Note that different datasets are used in this section which also verifies that overfitting is not causing a significant impact. Overfitting means that the algorithm is finding patterns only exist in the training dataset, and don’t generalize to new, unseen data. In training, the KMAD trains the centroids, which are obtained using the SM dataset. When constraining the operator coefficients, the events are generated with the SM, NP and interference contributions involved. In experiments, the dataset used to constrain the operator coefficients should come from measurements. Therefore, the results in this section (or in experiments) use datasets different from the one in training, which can be regarded as new and unseen data during the training phase.

5 Summary

Searching for NP signals requires processing a large amount of data, while it has been shown that the k-means algorithm is able to be accelerated by using quantum computers, which are capable of handling large amounts of data, so it is a question worth investigating whether the k-means algorithm can also be used to search for NP signals. In this paper, taking the case of aQGCs in the tri-photon processes at the muon colliders as an example, we propose an event selection strategy using KMAD which is based on the k-means algorithm to search for NP signals.

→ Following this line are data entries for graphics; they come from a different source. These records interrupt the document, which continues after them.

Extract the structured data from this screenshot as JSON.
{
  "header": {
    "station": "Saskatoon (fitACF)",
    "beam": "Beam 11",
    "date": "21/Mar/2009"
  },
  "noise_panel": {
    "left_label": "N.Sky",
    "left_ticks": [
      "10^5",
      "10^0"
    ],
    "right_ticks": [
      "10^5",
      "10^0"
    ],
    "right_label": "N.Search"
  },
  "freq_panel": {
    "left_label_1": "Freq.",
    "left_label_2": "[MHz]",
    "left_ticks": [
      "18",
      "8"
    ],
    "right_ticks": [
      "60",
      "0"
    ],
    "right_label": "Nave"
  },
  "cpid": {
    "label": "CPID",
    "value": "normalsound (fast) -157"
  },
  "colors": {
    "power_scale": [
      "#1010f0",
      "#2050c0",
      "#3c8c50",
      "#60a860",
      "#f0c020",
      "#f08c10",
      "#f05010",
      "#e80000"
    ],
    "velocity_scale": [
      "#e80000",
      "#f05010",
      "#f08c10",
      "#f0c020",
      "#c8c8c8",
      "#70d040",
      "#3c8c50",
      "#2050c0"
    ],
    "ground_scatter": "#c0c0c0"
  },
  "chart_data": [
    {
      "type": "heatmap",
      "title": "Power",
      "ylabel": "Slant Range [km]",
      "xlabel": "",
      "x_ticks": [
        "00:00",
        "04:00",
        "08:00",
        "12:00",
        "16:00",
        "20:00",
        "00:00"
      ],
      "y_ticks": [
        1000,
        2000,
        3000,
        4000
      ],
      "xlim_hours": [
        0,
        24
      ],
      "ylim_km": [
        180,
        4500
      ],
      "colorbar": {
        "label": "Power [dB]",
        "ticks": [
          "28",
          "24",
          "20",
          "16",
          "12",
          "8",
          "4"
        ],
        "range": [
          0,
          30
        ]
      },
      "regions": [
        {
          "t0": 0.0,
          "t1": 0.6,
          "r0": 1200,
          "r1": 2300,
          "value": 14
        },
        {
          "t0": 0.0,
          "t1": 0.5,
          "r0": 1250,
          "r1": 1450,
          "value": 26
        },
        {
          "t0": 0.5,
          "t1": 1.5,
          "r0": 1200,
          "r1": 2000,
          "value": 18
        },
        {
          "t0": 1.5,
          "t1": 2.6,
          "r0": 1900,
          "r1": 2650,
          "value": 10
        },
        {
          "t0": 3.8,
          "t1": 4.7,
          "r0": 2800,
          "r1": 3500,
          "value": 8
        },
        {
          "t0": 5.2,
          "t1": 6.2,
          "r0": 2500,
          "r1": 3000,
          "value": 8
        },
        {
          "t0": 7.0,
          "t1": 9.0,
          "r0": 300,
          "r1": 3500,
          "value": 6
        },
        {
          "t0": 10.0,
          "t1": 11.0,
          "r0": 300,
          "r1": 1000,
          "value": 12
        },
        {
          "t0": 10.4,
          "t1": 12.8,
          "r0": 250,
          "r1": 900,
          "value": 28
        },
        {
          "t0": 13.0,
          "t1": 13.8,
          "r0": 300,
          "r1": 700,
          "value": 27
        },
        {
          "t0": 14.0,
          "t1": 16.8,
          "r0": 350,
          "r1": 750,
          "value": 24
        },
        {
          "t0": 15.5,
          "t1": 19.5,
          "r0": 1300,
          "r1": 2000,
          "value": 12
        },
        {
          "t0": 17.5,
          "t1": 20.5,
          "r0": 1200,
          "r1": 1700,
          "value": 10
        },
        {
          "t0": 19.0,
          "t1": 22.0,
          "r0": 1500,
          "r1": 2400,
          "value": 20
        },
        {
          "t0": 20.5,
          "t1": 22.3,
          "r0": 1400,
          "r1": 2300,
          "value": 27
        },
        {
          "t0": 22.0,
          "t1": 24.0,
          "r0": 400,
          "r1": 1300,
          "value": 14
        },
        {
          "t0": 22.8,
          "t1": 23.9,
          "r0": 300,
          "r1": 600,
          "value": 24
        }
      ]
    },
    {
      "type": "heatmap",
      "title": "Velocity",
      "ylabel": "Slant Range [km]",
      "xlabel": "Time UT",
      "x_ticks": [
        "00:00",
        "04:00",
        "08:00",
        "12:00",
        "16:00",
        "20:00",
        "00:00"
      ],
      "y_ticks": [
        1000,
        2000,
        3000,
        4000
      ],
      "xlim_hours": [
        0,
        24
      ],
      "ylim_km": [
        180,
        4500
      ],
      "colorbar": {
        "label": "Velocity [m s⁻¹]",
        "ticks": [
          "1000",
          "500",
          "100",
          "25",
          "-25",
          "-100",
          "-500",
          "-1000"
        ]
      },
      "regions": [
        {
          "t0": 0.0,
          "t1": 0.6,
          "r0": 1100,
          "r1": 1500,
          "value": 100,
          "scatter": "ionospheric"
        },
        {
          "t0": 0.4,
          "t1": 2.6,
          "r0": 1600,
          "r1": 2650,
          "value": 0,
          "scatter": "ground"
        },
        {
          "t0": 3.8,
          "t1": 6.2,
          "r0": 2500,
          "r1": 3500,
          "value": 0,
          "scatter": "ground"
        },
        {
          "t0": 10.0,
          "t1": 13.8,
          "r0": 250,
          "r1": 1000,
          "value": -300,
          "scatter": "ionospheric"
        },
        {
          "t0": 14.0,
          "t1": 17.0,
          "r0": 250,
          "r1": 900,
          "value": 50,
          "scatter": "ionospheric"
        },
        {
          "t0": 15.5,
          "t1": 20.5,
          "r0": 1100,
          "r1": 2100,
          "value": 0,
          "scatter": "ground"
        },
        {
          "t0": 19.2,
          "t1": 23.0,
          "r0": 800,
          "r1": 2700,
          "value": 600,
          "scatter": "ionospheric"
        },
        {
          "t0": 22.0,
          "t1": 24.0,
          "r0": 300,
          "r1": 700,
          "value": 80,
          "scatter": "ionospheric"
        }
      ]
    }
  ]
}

By using MC, the expected constraints on the coefficients of the operators contributing to aQGCs are calculated. The upper bounds in this paper are generally tighter than those obtained by using a traditional event selection strategy. It can be concluded that, the KMAD is useful and efficient in the search of NP signals.

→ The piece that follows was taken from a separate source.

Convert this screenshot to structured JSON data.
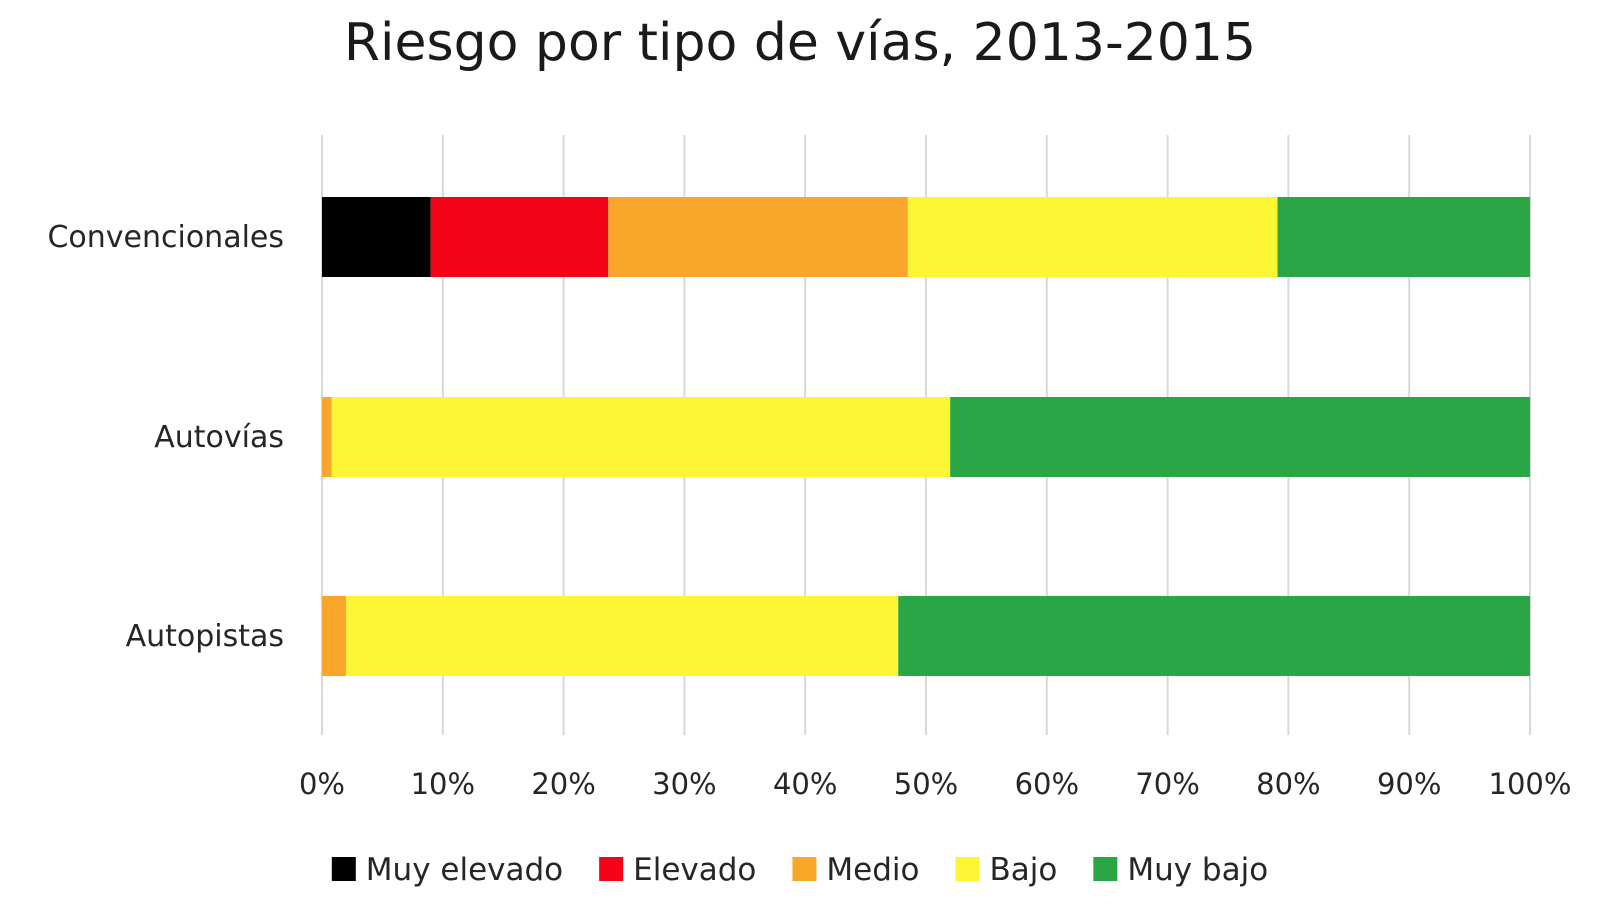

The ability of quantum computing to handle large amounts of data will provide a whole new opportunity in the study of NP. Since the k-means algorithm can be accelerated by quantum computing and, at the same time, the k-means algorithm can be used to search for NP signals, we expect that the quantum computers can be used to help to search for NP in the near future.